The Sting of Back Pain: Do You Really Need Back
Surgery?
Reported November 9, 2005
LEBANON, N.H. (Ivanhoe Broadcast News) -- According to the North American Spine
Society, 22 percent of Americans have difficulty driving because of back pain;
31 percent have difficulty just lying in bed; and 32 percent say they can't lift
heavy objects because of chronic pain in their back. Back pain sufferers often
turn to surgery, but should they?
Noah Hano is a tri-athlete. Jay Perera is a grandmother. They've both battled
intense back pain for years. One had surgery. One didn't. Both recovered. To
operate or not to operate? That's the question orthopedic surgeon James
Weinstein, D.O., hopes to answer.
"These patients are in pain. How do we help their pain? And is surgery the best
answer? And I would argue that most of the time, it is not," Dr. Weinstein, of
Dartmouth Medical Center in Lebanon, N.H., tells Ivanhoe.

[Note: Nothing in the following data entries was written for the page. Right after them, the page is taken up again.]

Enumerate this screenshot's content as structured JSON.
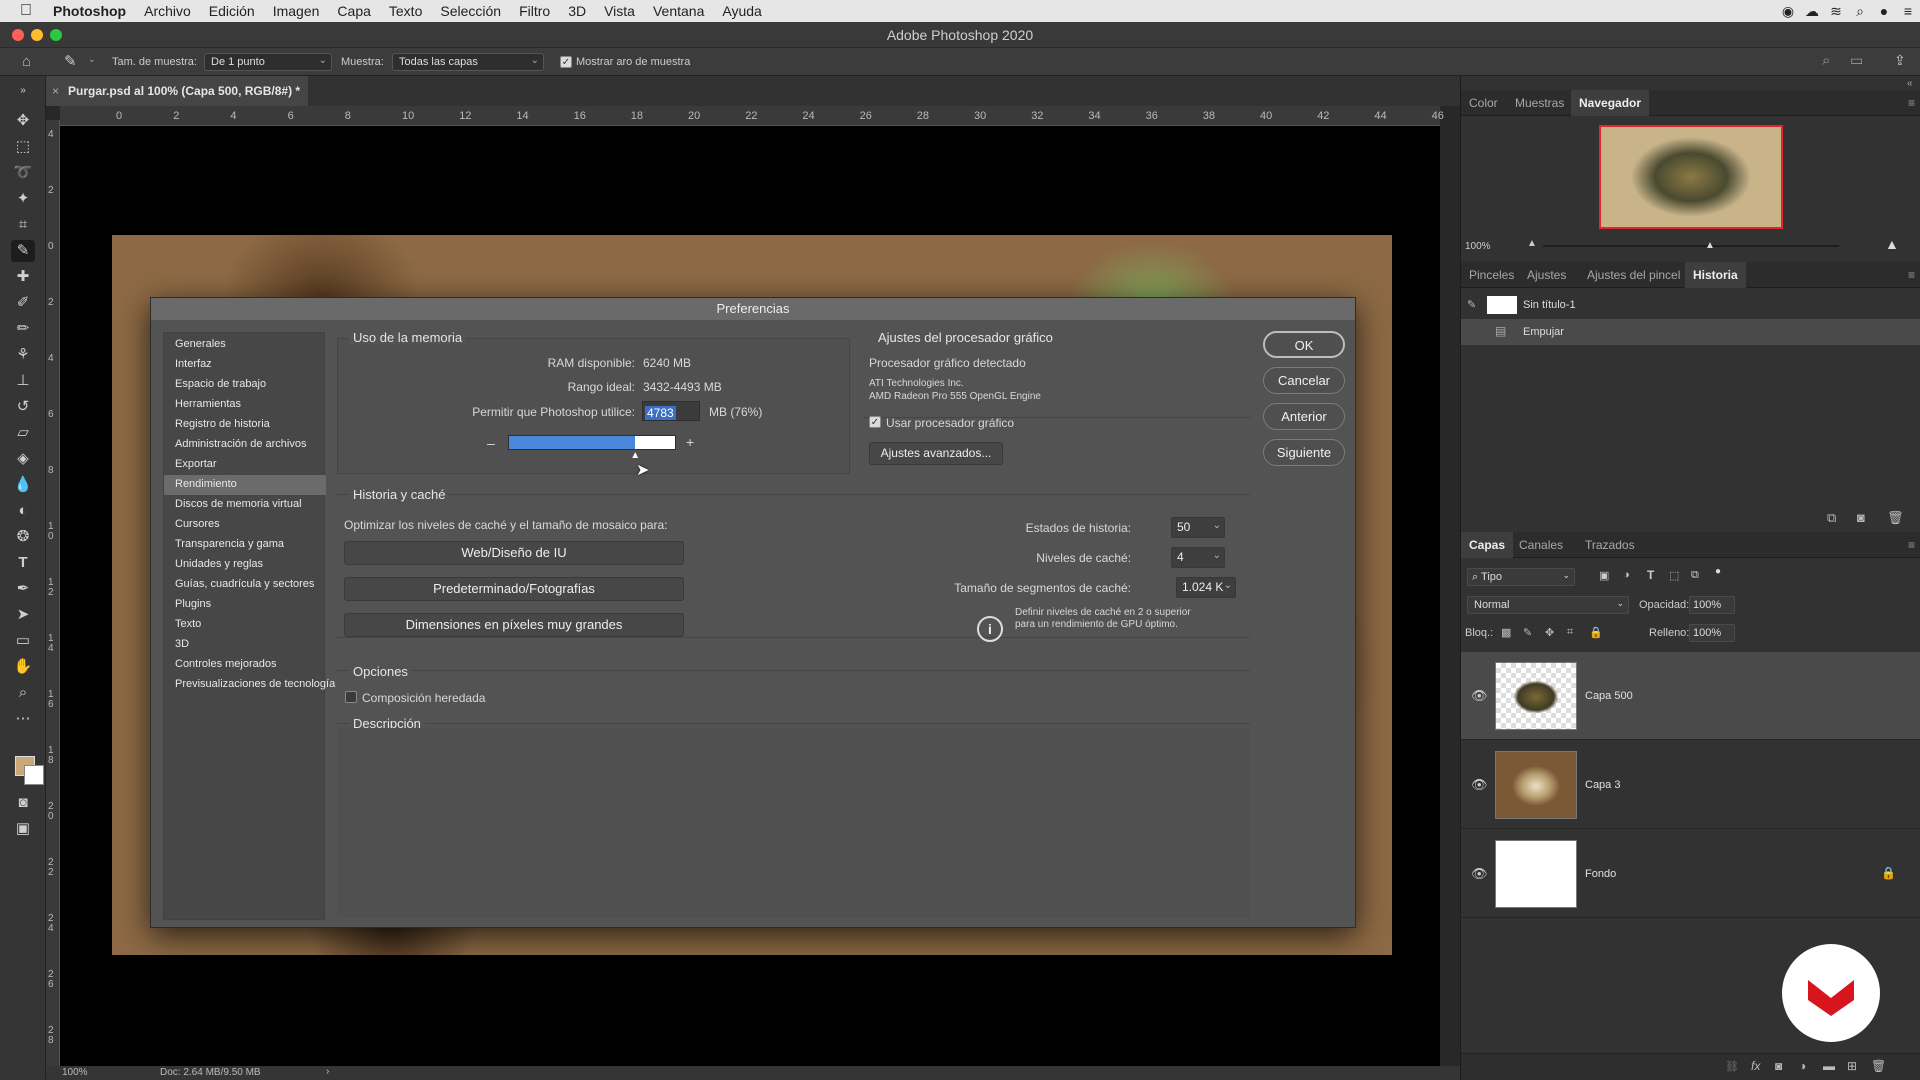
{
  "menubar": {
    "app": "Photoshop",
    "items": [
      "Archivo",
      "Edición",
      "Imagen",
      "Capa",
      "Texto",
      "Selección",
      "Filtro",
      "3D",
      "Vista",
      "Ventana",
      "Ayuda"
    ]
  },
  "window": {
    "title": "Adobe Photoshop 2020"
  },
  "options": {
    "sample_size_label": "Tam. de muestra:",
    "sample_size_value": "De 1 punto",
    "sample_label": "Muestra:",
    "sample_value": "Todas las capas",
    "show_ring_label": "Mostrar aro de muestra"
  },
  "document": {
    "tab": "Purgar.psd al 100% (Capa 500, RGB/8#) *",
    "ruler_h": [
      "0",
      "2",
      "4",
      "6",
      "8",
      "10",
      "12",
      "14",
      "16",
      "18",
      "20",
      "22",
      "24",
      "26",
      "28",
      "30",
      "32",
      "34",
      "36",
      "38",
      "40",
      "42",
      "44",
      "46"
    ],
    "ruler_v": [
      "4",
      "2",
      "0",
      "2",
      "4",
      "6",
      "8",
      "1 0",
      "1 2",
      "1 4",
      "1 6",
      "1 8",
      "2 0",
      "2 2",
      "2 4",
      "2 6",
      "2 8"
    ],
    "zoom": "100%",
    "doc_info": "Doc: 2.64 MB/9.50 MB"
  },
  "dialog": {
    "title": "Preferencias",
    "nav": [
      "Generales",
      "Interfaz",
      "Espacio de trabajo",
      "Herramientas",
      "Registro de historia",
      "Administración de archivos",
      "Exportar",
      "Rendimiento",
      "Discos de memoria virtual",
      "Cursores",
      "Transparencia y gama",
      "Unidades y reglas",
      "Guías, cuadrícula y sectores",
      "Plugins",
      "Texto",
      "3D",
      "Controles mejorados",
      "Previsualizaciones de tecnología"
    ],
    "selected_nav": "Rendimiento",
    "memory": {
      "title": "Uso de la memoria",
      "ram_label": "RAM disponible:",
      "ram_value": "6240 MB",
      "ideal_label": "Rango ideal:",
      "ideal_value": "3432-4493 MB",
      "allow_label": "Permitir que Photoshop utilice:",
      "allow_value": "4783",
      "allow_unit": "MB (76%)",
      "slider_fraction": 0.76,
      "minus": "–",
      "plus": "+"
    },
    "gpu": {
      "title": "Ajustes del procesador gráfico",
      "detected_label": "Procesador gráfico detectado",
      "vendor": "ATI Technologies Inc.",
      "engine": "AMD Radeon Pro 555 OpenGL Engine",
      "use_gpu_label": "Usar procesador gráfico",
      "advanced_button": "Ajustes avanzados..."
    },
    "history": {
      "title": "Historia y caché",
      "optimize_label": "Optimizar los niveles de caché y el tamaño de mosaico para:",
      "buttons": [
        "Web/Diseño de IU",
        "Predeterminado/Fotografías",
        "Dimensiones en píxeles muy grandes"
      ],
      "states_label": "Estados de historia:",
      "states_value": "50",
      "levels_label": "Niveles de caché:",
      "levels_value": "4",
      "tile_label": "Tamaño de segmentos de caché:",
      "tile_value": "1.024 K",
      "info": "Definir niveles de caché en 2 o superior para un rendimiento de GPU óptimo."
    },
    "options": {
      "title": "Opciones",
      "legacy_label": "Composición heredada"
    },
    "description": {
      "title": "Descripción"
    },
    "buttons": {
      "ok": "OK",
      "cancel": "Cancelar",
      "prev": "Anterior",
      "next": "Siguiente"
    }
  },
  "panels": {
    "top_tabs": [
      "Color",
      "Muestras",
      "Navegador"
    ],
    "nav_zoom": "100%",
    "mid_tabs": [
      "Pinceles",
      "Ajustes",
      "Ajustes del pincel",
      "Historia"
    ],
    "history_items": [
      "Sin título-1",
      "Empujar"
    ],
    "layer_tabs": [
      "Capas",
      "Canales",
      "Trazados"
    ],
    "layer_filter": "Tipo",
    "blend_mode": "Normal",
    "opacity_label": "Opacidad:",
    "opacity_value": "100%",
    "lock_label": "Bloq.:",
    "fill_label": "Relleno:",
    "fill_value": "100%",
    "layers": [
      "Capa 500",
      "Capa 3",
      "Fondo"
    ]
  }
}
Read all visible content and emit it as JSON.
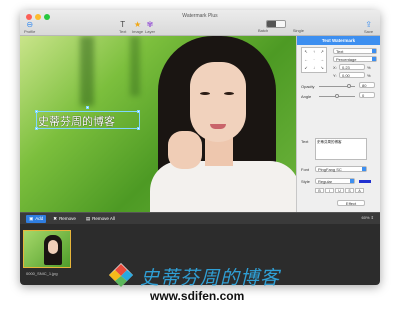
{
  "window": {
    "title": "Watermark Plus"
  },
  "toolbar": {
    "profile": "Profile",
    "text": "Text",
    "image": "Image",
    "layer": "Layer",
    "batch": "Batch",
    "single": "Single",
    "save": "Save"
  },
  "canvas": {
    "watermark_text": "史蒂芬周的博客"
  },
  "panel": {
    "header": "Text Watermark",
    "position_mode": "Text",
    "unit": "Percentage",
    "x_label": "X:",
    "x_value": "0.23",
    "y_label": "Y:",
    "y_value": "0.00",
    "unit_x": "%",
    "unit_y": "%",
    "opacity_label": "Opacity",
    "opacity_value": "80",
    "angle_label": "Angle",
    "angle_value": "0",
    "text_label": "Text",
    "text_value": "史蒂芬周的博客",
    "font_label": "Font",
    "font_value": "PingFang SC",
    "style_label": "Style",
    "style_value": "Regular",
    "format_buttons": [
      "B",
      "I",
      "U",
      "S",
      "A"
    ],
    "effect_label": "Effect"
  },
  "bottombar": {
    "add": "Add",
    "remove": "Remove",
    "remove_all": "Remove All",
    "zoom": "60%"
  },
  "thumbnail": {
    "filename": "0000_SNIC_1.jpg"
  },
  "site": {
    "name": "史蒂芬周的博客",
    "url": "www.sdifen.com"
  },
  "colors": {
    "accent": "#3d8ff0",
    "site_name": "#2f9fd5",
    "thumb_border": "#e7b53b"
  }
}
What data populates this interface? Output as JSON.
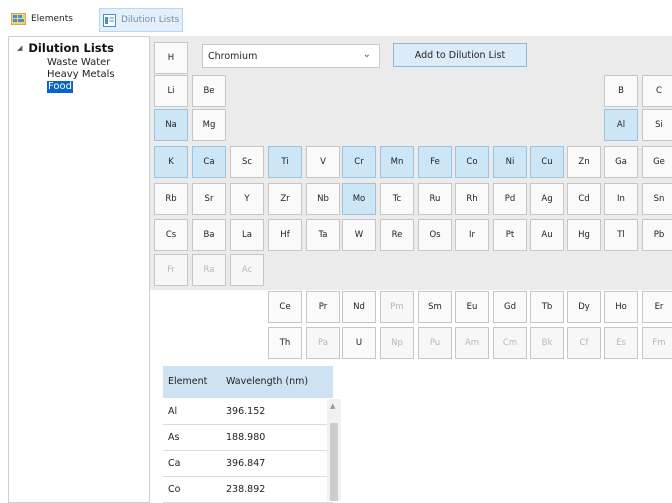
{
  "toolbar": {
    "elements_label": "Elements",
    "dilution_label": "Dilution Lists"
  },
  "tree": {
    "root": "Dilution Lists",
    "children": [
      "Waste Water",
      "Heavy Metals",
      "Food"
    ],
    "selected": "Food"
  },
  "selector": {
    "value": "Chromium"
  },
  "add_button": {
    "label": "Add to Dilution List"
  },
  "elements": {
    "H": "H",
    "Li": "Li",
    "Be": "Be",
    "Na": "Na",
    "Mg": "Mg",
    "B": "B",
    "C": "C",
    "Al": "Al",
    "Si": "Si",
    "K": "K",
    "Ca": "Ca",
    "Sc": "Sc",
    "Ti": "Ti",
    "V": "V",
    "Cr": "Cr",
    "Mn": "Mn",
    "Fe": "Fe",
    "Co": "Co",
    "Ni": "Ni",
    "Cu": "Cu",
    "Zn": "Zn",
    "Ga": "Ga",
    "Ge": "Ge",
    "Rb": "Rb",
    "Sr": "Sr",
    "Y": "Y",
    "Zr": "Zr",
    "Nb": "Nb",
    "Mo": "Mo",
    "Tc": "Tc",
    "Ru": "Ru",
    "Rh": "Rh",
    "Pd": "Pd",
    "Ag": "Ag",
    "Cd": "Cd",
    "In": "In",
    "Sn": "Sn",
    "Cs": "Cs",
    "Ba": "Ba",
    "La": "La",
    "Hf": "Hf",
    "Ta": "Ta",
    "W": "W",
    "Re": "Re",
    "Os": "Os",
    "Ir": "Ir",
    "Pt": "Pt",
    "Au": "Au",
    "Hg": "Hg",
    "Tl": "Tl",
    "Pb": "Pb",
    "Fr": "Fr",
    "Ra": "Ra",
    "Ac": "Ac",
    "Ce": "Ce",
    "Pr": "Pr",
    "Nd": "Nd",
    "Pm": "Pm",
    "Sm": "Sm",
    "Eu": "Eu",
    "Gd": "Gd",
    "Tb": "Tb",
    "Dy": "Dy",
    "Ho": "Ho",
    "Er": "Er",
    "Th": "Th",
    "Pa": "Pa",
    "U": "U",
    "Np": "Np",
    "Pu": "Pu",
    "Am": "Am",
    "Cm": "Cm",
    "Bk": "Bk",
    "Cf": "Cf",
    "Es": "Es",
    "Fm": "Fm"
  },
  "selected_elements": [
    "Na",
    "Al",
    "K",
    "Ca",
    "Ti",
    "Cr",
    "Mn",
    "Fe",
    "Co",
    "Ni",
    "Cu",
    "Mo"
  ],
  "table": {
    "headers": [
      "Element",
      "Wavelength (nm)"
    ],
    "rows": [
      [
        "Al",
        "396.152"
      ],
      [
        "As",
        "188.980"
      ],
      [
        "Ca",
        "396.847"
      ],
      [
        "Co",
        "238.892"
      ]
    ]
  },
  "colors": {
    "selected_cell": "#cde6f6",
    "accent": "#0a64c8",
    "grid_bg": "#ebebeb"
  }
}
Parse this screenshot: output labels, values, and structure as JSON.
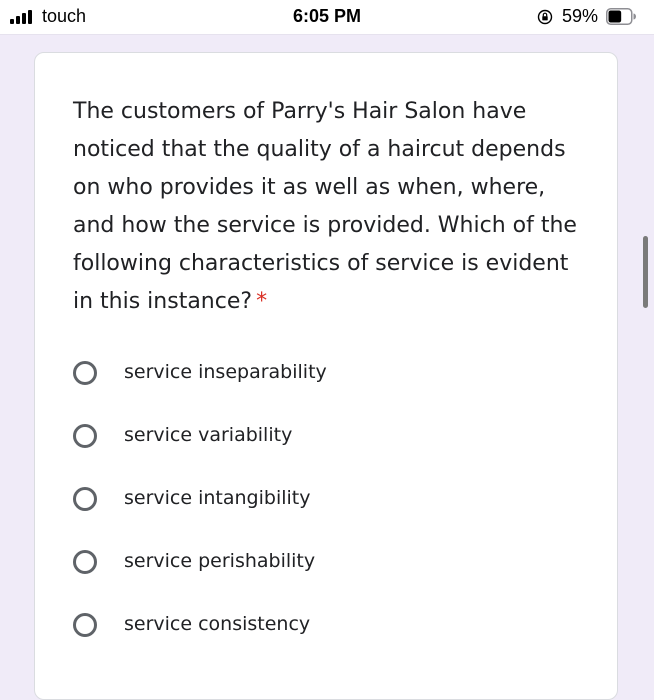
{
  "status_bar": {
    "carrier": "touch",
    "time": "6:05 PM",
    "battery_percent": "59%",
    "battery_level": 0.59,
    "icons": [
      "signal-bars-icon",
      "orientation-lock-icon",
      "battery-icon"
    ]
  },
  "form": {
    "question": "The customers of Parry's Hair Salon have noticed that the quality of a haircut depends on who provides it as well as when, where, and how the service is provided. Which of the following characteristics of service is evident in this instance?",
    "required_marker": "*",
    "options": [
      {
        "label": "service inseparability"
      },
      {
        "label": "service variability"
      },
      {
        "label": "service intangibility"
      },
      {
        "label": "service perishability"
      },
      {
        "label": "service consistency"
      }
    ]
  },
  "colors": {
    "page_background": "#f0ebf8",
    "card_background": "#ffffff",
    "required": "#d93025",
    "radio_border": "#5f6368",
    "text": "#202124"
  }
}
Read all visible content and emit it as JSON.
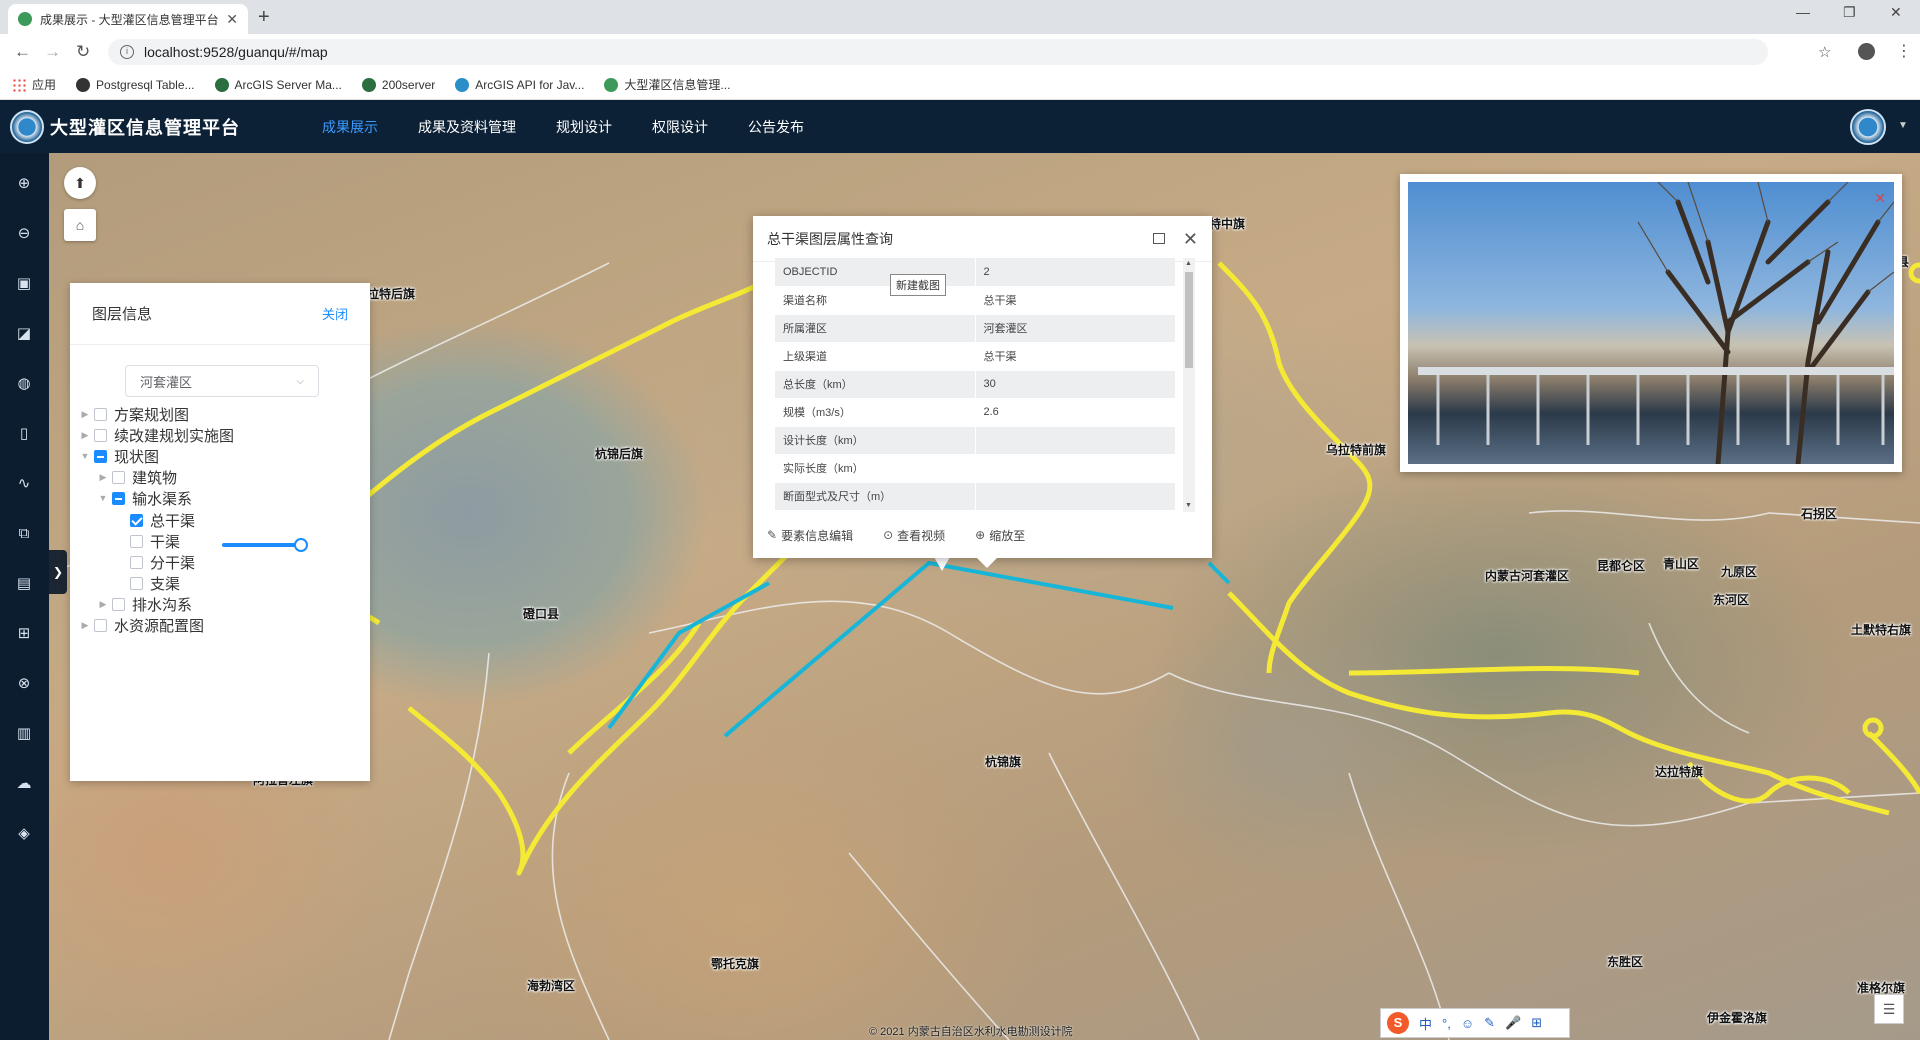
{
  "browser": {
    "tab_title": "成果展示 - 大型灌区信息管理平台",
    "url": "localhost:9528/guanqu/#/map",
    "bookmarks": [
      "应用",
      "Postgresql Table...",
      "ArcGIS Server Ma...",
      "200server",
      "ArcGIS API for Jav...",
      "大型灌区信息管理..."
    ]
  },
  "header": {
    "title": "大型灌区信息管理平台",
    "menu": [
      "成果展示",
      "成果及资料管理",
      "规划设计",
      "权限设计",
      "公告发布"
    ],
    "active_menu": "成果展示"
  },
  "sidebar": {
    "tools": [
      "zoom-in-icon",
      "zoom-out-icon",
      "layer-icon",
      "measure-icon",
      "globe-icon",
      "pin-icon",
      "line-icon",
      "export-icon",
      "ruler-icon",
      "road-icon",
      "wheel-icon",
      "chart-icon",
      "cloud-upload-icon",
      "stack-icon"
    ]
  },
  "layer_panel": {
    "title": "图层信息",
    "close_label": "关闭",
    "selected_area": "河套灌区",
    "tree": [
      {
        "label": "方案规划图",
        "level": 0,
        "state": "unchecked",
        "expandable": true
      },
      {
        "label": "续改建规划实施图",
        "level": 0,
        "state": "unchecked",
        "expandable": true
      },
      {
        "label": "现状图",
        "level": 0,
        "state": "indeterminate",
        "expandable": true,
        "expanded": true
      },
      {
        "label": "建筑物",
        "level": 1,
        "state": "unchecked",
        "expandable": true
      },
      {
        "label": "输水渠系",
        "level": 1,
        "state": "indeterminate",
        "expandable": true,
        "expanded": true
      },
      {
        "label": "总干渠",
        "level": 2,
        "state": "checked",
        "expandable": false,
        "opacity": 1.0
      },
      {
        "label": "干渠",
        "level": 2,
        "state": "unchecked",
        "expandable": false
      },
      {
        "label": "分干渠",
        "level": 2,
        "state": "unchecked",
        "expandable": false
      },
      {
        "label": "支渠",
        "level": 2,
        "state": "unchecked",
        "expandable": false
      },
      {
        "label": "排水沟系",
        "level": 1,
        "state": "unchecked",
        "expandable": true
      },
      {
        "label": "水资源配置图",
        "level": 0,
        "state": "unchecked",
        "expandable": true
      }
    ]
  },
  "popup": {
    "title": "总干渠图层属性查询",
    "tooltip": "新建截图",
    "rows": [
      {
        "key": "OBJECTID",
        "value": "2"
      },
      {
        "key": "渠道名称",
        "value": "总干渠"
      },
      {
        "key": "所属灌区",
        "value": "河套灌区"
      },
      {
        "key": "上级渠道",
        "value": "总干渠"
      },
      {
        "key": "总长度（km）",
        "value": "30"
      },
      {
        "key": "规模（m3/s）",
        "value": "2.6"
      },
      {
        "key": "设计长度（km）",
        "value": ""
      },
      {
        "key": "实际长度（km）",
        "value": ""
      },
      {
        "key": "断面型式及尺寸（m）",
        "value": ""
      }
    ],
    "actions": [
      "要素信息编辑",
      "查看视频",
      "缩放至"
    ]
  },
  "map": {
    "labels": [
      {
        "text": "拉特后旗"
      },
      {
        "text": "杭锦后旗"
      },
      {
        "text": "磴口县"
      },
      {
        "text": "阿拉善左旗"
      },
      {
        "text": "乌拉特前旗"
      },
      {
        "text": "杭锦旗"
      },
      {
        "text": "鄂托克旗"
      },
      {
        "text": "海勃湾区"
      },
      {
        "text": "达拉特旗"
      },
      {
        "text": "东胜区"
      },
      {
        "text": "石拐区"
      },
      {
        "text": "九原区"
      },
      {
        "text": "东河区"
      },
      {
        "text": "昆都仑区"
      },
      {
        "text": "青山区"
      },
      {
        "text": "土默特右旗"
      },
      {
        "text": "准格尔旗"
      },
      {
        "text": "伊金霍洛旗"
      },
      {
        "text": "内蒙古河套灌区"
      },
      {
        "text": "特中旗"
      },
      {
        "text": "县"
      }
    ],
    "copyright": "© 2021 内蒙古自治区水利水电勘测设计院",
    "colors": {
      "irrigation_boundary": "#f4e934",
      "canal": "#17b6d8",
      "admin_boundary": "#e8e8e8"
    }
  },
  "ime": {
    "logo": "S",
    "items": [
      "中",
      "°,",
      "☺",
      "✎",
      "🎤",
      "⊞"
    ]
  }
}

This editor-in-chief of the journal Spine is using $14 million from the National
Institutes of Health to find out the effects of back surgery. As he says, "You
can't undo what you do, so once you've had a back operation, you can't go back
and undo it."
Half of the 2,600 study patients will have surgery. Half won't. He says he
doesn't know what the results will be, but he has a hunch. "Right now, I think
we do too much spine surgery in the United States."
In fact, Americans have back surgery two-times more than people in other
countries; 10-times more than the United Kingdom. We also have the highest rate
of failed back surgeries.
"The question is, when you don't really know how to help them exactly, do you
still try to do something that may not be effective because you're a physician
and want to be healing?" Dr. Weinstein says.
A herniated disc was the source of Hano's pain. His doctor at the time told him
to stop exercising. "I was in pretty severe pain to the point where a couple of
times, I remember my eyes getting watery. It was just unbearable pain." He was
ready to agree to surgery, but his new doctor -- Dr. Weinstein -- prescribed
exercise instead.
Today, Hano's pain is all but gone. "It continues to sort of baffle me as to why
I feel so good, but I do."
Then, there's Perera. As arthritis ravaged her spine, she had to learn to garden
lying down. She had a fusion 10 months ago. She still has minor pain sometimes,
but she is back to gardening on her feet.
Dr. Weinstein knows it could have gone either way for her or Hano. "We often
believe in our minds what we're doing is the right thing," he says. "Yet I think
we're challenged by the public more and more that 'is it really correct?'" He
hopes his study will give some clear-cut answers for the future.
An earlier study done by Dr. Weinstein shows 85 percent of the time doctors
can't even say exactly what's wrong with a person's back.